How I Used Algolia Agent Studio
I created a custom agent in Algolia Agent Studio and connected it to an index containing OpenClaw documentation, GitHub issues, and onboarding references. The agent uses retrieval to surface relevant content and summarize it conversationally.
A few key pieces of the setup:
- Indexed data: README sections, configuration examples, GitHub issues, and onboarding‑related content from the OpenClaw ecosystem.
- Retrieval‑augmented responses: The agent pulls relevant documents and uses them to answer user questions with context.
- Targeted prompting:
- Instructing the agent to avoid raw JSON output
- Encouraging natural‑language summaries
- Guiding the tone toward helpful onboarding support
- Frontend integration: The Algolia chat widget connects directly to the agent using environment variables injected at build time.
This combination creates a smooth, conversational way to explore OpenClaw without manually searching through multiple sources.
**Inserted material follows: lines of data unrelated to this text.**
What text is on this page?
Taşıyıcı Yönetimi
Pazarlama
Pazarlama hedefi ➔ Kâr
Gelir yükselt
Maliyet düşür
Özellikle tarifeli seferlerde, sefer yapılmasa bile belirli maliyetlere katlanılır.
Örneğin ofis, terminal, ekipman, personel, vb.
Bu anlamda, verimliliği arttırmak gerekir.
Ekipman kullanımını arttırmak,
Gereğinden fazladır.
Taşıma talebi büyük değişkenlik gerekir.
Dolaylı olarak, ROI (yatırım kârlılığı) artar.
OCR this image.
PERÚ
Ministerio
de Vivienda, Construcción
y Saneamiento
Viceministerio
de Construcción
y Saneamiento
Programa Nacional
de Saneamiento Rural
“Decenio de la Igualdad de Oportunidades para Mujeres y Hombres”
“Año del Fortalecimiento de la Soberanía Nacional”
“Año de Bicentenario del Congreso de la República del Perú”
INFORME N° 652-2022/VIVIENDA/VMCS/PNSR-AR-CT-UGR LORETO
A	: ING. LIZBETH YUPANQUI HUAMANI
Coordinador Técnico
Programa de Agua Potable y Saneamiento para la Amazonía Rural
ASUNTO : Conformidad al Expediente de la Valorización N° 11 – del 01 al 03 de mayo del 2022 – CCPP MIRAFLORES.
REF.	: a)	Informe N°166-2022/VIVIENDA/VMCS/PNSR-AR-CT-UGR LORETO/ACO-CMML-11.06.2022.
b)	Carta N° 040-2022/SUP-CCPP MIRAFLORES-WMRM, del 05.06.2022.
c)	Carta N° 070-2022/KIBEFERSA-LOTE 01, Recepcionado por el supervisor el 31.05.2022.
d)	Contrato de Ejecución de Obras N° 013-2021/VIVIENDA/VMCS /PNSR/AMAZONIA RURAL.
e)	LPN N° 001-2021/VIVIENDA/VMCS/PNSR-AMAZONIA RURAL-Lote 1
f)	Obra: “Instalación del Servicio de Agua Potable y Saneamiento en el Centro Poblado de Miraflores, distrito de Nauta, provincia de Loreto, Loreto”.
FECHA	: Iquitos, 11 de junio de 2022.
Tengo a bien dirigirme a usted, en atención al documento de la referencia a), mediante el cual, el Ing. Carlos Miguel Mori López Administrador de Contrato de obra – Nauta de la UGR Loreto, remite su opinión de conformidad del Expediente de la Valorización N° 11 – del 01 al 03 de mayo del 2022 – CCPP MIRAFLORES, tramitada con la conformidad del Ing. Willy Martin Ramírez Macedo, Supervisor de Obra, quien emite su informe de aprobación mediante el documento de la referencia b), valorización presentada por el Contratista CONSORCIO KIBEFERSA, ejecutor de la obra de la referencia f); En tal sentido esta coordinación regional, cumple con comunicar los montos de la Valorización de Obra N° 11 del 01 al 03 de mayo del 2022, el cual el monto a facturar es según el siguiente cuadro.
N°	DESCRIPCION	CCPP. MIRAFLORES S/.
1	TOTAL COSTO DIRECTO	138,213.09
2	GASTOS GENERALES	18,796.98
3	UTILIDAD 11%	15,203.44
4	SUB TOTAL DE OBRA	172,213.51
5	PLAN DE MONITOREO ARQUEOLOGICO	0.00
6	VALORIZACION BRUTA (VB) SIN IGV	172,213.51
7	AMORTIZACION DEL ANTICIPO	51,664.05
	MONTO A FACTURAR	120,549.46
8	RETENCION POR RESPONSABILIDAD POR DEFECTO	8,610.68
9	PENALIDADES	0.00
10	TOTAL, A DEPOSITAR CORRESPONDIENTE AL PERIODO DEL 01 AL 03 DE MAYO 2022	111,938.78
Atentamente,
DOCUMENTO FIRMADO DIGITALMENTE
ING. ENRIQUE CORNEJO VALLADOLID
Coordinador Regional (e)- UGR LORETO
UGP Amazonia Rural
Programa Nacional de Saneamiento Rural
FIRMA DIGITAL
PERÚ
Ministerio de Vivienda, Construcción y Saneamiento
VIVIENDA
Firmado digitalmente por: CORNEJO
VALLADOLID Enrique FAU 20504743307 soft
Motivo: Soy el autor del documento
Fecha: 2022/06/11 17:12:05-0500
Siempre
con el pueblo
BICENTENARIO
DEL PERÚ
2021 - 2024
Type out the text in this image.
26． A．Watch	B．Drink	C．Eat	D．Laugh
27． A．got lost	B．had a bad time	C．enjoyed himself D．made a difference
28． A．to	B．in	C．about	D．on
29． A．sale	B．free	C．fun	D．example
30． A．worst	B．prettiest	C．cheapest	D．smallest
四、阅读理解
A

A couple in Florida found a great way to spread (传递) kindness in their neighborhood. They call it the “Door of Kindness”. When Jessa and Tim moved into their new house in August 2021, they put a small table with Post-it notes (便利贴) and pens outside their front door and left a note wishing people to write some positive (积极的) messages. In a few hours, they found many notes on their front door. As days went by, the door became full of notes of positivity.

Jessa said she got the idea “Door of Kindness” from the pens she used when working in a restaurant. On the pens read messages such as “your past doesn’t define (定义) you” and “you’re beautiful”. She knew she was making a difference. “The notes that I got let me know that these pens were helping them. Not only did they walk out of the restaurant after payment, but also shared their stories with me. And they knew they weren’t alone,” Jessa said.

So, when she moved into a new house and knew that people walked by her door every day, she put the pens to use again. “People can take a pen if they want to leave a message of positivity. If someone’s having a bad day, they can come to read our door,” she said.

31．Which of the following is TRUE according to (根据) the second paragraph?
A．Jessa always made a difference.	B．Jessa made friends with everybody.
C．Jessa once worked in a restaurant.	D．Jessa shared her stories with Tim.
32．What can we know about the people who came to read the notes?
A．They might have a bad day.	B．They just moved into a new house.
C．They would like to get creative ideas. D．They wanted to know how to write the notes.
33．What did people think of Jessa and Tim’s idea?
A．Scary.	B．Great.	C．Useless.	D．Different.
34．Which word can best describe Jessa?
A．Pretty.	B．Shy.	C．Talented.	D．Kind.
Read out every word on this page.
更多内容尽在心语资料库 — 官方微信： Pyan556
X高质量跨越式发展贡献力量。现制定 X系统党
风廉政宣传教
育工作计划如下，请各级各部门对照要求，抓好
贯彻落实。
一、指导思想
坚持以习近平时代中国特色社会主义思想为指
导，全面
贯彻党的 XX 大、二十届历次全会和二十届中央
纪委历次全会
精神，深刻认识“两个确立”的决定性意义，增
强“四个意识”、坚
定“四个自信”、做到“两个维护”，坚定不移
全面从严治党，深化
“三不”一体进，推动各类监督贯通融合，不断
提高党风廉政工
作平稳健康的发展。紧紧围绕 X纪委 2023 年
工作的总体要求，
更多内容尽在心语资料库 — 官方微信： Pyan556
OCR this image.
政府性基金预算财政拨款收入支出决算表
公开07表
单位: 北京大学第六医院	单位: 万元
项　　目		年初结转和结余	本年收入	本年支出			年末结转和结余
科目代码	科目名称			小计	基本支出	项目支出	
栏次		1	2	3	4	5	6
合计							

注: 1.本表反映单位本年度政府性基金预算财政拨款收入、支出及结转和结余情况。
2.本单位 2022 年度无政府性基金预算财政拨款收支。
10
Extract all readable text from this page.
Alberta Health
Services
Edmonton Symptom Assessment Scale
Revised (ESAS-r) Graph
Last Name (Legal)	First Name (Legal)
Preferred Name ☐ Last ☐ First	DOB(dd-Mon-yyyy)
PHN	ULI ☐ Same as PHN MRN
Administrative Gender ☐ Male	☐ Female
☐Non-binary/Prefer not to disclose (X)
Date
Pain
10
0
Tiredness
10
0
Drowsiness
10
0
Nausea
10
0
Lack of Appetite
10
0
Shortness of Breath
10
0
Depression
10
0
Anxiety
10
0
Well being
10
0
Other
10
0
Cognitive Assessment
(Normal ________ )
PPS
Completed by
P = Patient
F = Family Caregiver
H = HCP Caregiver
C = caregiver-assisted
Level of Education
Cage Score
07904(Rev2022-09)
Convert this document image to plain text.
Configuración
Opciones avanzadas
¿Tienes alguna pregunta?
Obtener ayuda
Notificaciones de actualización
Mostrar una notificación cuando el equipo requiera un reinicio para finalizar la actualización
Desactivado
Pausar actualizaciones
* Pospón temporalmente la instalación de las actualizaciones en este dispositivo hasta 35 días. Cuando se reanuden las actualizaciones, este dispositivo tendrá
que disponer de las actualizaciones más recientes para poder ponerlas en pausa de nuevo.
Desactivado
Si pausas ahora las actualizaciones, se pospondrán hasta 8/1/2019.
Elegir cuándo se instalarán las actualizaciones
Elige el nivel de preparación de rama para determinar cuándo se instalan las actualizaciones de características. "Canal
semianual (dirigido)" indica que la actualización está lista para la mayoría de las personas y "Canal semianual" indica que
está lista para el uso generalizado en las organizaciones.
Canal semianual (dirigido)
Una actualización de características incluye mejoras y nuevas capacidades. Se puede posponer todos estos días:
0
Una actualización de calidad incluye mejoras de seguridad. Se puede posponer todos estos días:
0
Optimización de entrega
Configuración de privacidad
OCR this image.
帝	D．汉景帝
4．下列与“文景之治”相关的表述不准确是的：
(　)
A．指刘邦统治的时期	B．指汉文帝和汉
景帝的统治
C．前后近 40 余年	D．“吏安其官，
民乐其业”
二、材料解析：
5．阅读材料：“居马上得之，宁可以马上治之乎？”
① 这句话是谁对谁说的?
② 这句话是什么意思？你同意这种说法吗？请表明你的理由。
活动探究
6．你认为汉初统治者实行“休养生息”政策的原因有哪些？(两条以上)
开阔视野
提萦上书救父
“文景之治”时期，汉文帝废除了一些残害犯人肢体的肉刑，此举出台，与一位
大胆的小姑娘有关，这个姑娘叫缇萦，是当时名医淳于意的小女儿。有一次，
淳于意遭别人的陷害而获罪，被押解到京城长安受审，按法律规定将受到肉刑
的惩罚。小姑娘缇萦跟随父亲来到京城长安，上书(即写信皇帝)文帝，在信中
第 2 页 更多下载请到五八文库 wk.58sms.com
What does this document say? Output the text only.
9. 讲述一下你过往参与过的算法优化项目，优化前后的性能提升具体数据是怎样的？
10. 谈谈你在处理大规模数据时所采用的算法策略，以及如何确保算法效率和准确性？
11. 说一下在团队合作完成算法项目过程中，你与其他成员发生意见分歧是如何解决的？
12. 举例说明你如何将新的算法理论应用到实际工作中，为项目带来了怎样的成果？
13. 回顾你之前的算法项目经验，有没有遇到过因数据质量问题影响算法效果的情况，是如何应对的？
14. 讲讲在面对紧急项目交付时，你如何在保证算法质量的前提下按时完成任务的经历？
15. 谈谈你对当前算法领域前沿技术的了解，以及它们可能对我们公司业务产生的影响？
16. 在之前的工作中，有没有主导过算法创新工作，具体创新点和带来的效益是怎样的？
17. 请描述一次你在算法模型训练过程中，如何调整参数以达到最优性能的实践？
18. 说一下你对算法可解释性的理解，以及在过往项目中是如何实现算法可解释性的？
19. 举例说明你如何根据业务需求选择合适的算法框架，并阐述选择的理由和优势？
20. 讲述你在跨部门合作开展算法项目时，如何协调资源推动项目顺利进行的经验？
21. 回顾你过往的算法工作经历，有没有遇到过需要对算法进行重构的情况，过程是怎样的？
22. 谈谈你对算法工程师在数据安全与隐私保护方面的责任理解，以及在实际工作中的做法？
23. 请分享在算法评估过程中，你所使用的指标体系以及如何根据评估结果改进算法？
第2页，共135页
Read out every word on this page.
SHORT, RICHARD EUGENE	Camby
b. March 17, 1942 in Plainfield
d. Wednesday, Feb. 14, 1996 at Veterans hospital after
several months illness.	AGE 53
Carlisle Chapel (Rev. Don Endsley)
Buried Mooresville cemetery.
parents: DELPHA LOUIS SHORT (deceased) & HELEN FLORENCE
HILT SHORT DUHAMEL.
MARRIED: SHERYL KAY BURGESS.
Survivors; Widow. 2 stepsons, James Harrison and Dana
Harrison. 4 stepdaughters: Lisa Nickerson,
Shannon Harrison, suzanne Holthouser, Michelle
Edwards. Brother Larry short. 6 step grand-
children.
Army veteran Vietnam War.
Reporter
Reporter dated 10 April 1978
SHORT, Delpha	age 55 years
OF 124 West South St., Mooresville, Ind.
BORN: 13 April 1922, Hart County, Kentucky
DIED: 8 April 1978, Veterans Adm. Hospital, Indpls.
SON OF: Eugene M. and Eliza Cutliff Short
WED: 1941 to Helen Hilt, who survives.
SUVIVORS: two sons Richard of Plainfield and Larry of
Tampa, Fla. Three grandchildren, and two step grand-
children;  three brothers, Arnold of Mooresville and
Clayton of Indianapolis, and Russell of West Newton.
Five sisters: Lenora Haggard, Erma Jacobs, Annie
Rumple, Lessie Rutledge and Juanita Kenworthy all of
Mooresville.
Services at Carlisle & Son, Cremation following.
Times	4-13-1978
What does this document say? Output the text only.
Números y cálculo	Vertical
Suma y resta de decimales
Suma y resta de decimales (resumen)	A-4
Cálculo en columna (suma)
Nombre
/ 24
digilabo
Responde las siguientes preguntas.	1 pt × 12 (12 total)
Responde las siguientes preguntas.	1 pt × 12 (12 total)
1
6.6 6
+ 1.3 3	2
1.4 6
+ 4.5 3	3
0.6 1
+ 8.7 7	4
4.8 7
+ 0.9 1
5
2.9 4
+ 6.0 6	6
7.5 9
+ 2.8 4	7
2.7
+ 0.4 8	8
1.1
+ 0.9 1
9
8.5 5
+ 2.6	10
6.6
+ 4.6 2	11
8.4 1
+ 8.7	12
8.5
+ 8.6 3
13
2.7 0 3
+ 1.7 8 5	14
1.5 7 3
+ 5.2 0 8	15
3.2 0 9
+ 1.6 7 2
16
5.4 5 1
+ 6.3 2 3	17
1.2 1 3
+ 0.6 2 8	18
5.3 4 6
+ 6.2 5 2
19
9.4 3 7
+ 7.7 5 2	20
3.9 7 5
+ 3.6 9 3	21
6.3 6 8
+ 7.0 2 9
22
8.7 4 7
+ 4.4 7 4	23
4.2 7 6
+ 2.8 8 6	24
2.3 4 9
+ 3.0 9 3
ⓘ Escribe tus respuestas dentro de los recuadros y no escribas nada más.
Why Fast Retrieval Matters
OpenClaw’s documentation and examples are spread across different places — READMEs, issues, config snippets, and community discussions. Fast retrieval ensures that:
- the agent can surface relevant information immediately
- users don’t wait for long LLM reasoning cycles
- the conversation feels responsive and natural
- the assistant can handle broad or vague questions by grounding answers in indexed content
Algolia’s speed keeps the experience fluid, which is essential for a consumer‑facing conversational tool.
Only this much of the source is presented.